Seminar in Theory and Methods
The second crucial component for Modeling Interdisciplinary Inquiry is a seminar run collaboratively by the postdoctoral fellows in the spring semester. That collaboration will be enriched by the multiple conversations among postdoctoral fellows and by their colloquy with mentors and other faculty involved in the postdoctoral program. The aim of the Theory and Methods seminar is to raise questions and address problems that face all of us involved in interdisciplinary research and teaching. These questions will rise out of particular research problems and teaching experiences, but our aim is to generalize these issues so that the postdoctoral fellows and our own graduate students might join together in addressing such problems as the evolution of academic disciplines or the nature of historical methods. Core readings in theory and methods provide some of the common ground for each seminar; but discussion of current and on-going projects will allow the interrogation of such widely shared concerns as the nature of evidence, the problems of language in a post-deconstructive world, and the role of theory in guiding empirical research. Our own experience in the Theory and Methods seminars of the Literature & History Program, the American Culture Studies Program, the Women and Gender Studies Program, and in the Mellon Dissertation Seminars, which have balanced theoretical discussion with case study, is valuable in guiding the initial formation of the Theory and Methods Seminar for the Modeling Interdisciplinary Inquiry. Inevitably this seminar will take on a life of its own informed by the research interests and teaching experience of the individual members of the seminar.

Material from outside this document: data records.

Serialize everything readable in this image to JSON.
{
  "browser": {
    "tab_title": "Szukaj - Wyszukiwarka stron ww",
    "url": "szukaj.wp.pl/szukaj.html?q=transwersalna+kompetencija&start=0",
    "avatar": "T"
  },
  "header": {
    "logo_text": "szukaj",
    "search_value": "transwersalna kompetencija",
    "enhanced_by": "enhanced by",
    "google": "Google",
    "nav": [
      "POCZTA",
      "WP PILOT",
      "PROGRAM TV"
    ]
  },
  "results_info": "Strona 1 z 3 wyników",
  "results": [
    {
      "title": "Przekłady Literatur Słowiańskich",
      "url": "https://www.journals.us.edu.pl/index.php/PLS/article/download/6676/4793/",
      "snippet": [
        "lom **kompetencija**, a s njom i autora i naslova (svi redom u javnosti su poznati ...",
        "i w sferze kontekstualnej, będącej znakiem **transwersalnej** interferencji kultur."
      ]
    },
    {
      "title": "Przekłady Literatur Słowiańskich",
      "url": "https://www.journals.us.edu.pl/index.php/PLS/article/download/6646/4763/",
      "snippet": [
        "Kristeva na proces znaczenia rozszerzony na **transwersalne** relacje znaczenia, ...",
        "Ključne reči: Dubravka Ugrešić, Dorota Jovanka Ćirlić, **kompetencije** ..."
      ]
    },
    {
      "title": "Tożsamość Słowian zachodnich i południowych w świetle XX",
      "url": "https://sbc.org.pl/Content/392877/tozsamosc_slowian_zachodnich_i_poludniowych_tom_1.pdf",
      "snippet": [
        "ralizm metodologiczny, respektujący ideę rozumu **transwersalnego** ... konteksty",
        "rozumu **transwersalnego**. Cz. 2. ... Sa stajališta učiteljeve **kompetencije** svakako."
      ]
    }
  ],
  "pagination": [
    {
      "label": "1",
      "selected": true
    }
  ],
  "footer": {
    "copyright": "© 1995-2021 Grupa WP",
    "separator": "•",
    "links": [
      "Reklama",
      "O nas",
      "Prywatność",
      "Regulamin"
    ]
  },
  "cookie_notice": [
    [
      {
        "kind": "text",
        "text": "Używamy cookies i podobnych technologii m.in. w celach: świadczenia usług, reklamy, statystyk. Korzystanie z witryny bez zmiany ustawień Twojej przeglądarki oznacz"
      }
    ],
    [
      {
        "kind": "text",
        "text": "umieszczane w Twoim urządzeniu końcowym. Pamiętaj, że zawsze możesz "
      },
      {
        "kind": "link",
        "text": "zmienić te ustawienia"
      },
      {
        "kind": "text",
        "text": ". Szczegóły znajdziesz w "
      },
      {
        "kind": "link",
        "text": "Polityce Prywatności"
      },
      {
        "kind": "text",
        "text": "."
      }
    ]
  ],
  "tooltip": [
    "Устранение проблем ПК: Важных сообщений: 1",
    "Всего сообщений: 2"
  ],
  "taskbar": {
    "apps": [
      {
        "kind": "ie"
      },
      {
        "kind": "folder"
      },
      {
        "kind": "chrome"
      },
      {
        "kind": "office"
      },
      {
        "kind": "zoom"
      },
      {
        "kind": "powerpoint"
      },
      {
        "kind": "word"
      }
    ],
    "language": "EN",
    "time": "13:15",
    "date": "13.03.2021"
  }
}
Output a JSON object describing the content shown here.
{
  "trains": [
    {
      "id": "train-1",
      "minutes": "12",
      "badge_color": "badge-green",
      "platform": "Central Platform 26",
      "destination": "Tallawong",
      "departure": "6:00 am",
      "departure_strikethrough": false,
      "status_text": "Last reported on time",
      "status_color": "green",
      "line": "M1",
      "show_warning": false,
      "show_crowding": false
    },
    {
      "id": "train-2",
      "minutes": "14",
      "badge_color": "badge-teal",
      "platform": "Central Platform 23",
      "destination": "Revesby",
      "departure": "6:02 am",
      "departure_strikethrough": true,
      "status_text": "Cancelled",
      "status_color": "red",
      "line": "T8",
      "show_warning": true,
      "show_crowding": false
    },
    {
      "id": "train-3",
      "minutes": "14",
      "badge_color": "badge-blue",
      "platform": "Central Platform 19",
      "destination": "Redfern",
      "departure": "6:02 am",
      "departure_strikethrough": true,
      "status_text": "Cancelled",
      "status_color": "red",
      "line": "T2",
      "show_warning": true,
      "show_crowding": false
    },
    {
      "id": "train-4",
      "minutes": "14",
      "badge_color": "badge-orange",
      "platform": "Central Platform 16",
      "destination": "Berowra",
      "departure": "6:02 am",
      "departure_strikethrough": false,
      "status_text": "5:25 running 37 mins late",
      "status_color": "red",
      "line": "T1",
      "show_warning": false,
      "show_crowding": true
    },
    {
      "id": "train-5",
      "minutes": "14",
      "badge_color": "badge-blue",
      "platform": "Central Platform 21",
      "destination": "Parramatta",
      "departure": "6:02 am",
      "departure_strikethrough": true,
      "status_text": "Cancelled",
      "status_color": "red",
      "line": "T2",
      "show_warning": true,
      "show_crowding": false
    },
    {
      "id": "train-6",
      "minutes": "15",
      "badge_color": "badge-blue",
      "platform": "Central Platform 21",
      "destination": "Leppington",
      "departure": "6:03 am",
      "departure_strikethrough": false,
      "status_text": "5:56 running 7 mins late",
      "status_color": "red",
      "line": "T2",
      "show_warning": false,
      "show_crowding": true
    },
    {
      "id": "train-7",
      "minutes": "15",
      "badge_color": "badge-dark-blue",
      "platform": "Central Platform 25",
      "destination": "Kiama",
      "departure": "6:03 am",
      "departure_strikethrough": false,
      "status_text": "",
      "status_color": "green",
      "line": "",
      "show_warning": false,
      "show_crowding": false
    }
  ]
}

Running such a seminar is a challenging and important experience for the postdoctoral fellows and invaluable for our own graduate students who join in this effort. There has been much discussion of the role of theory in contemporary literary and cultural studies programs both on this campus and in other universities, and there have been individual efforts to join in that discussion — in German, in Literature & History, and in Women and Gender Studies — but there has been no sustained effort at Washington University to have our graduate students address the issues of theory and method as a group and across the humanities and the social sciences. The Theory and Methods Seminar will provide such an occasion both for the postdoctoral fellows and for our own graduate students and faculty.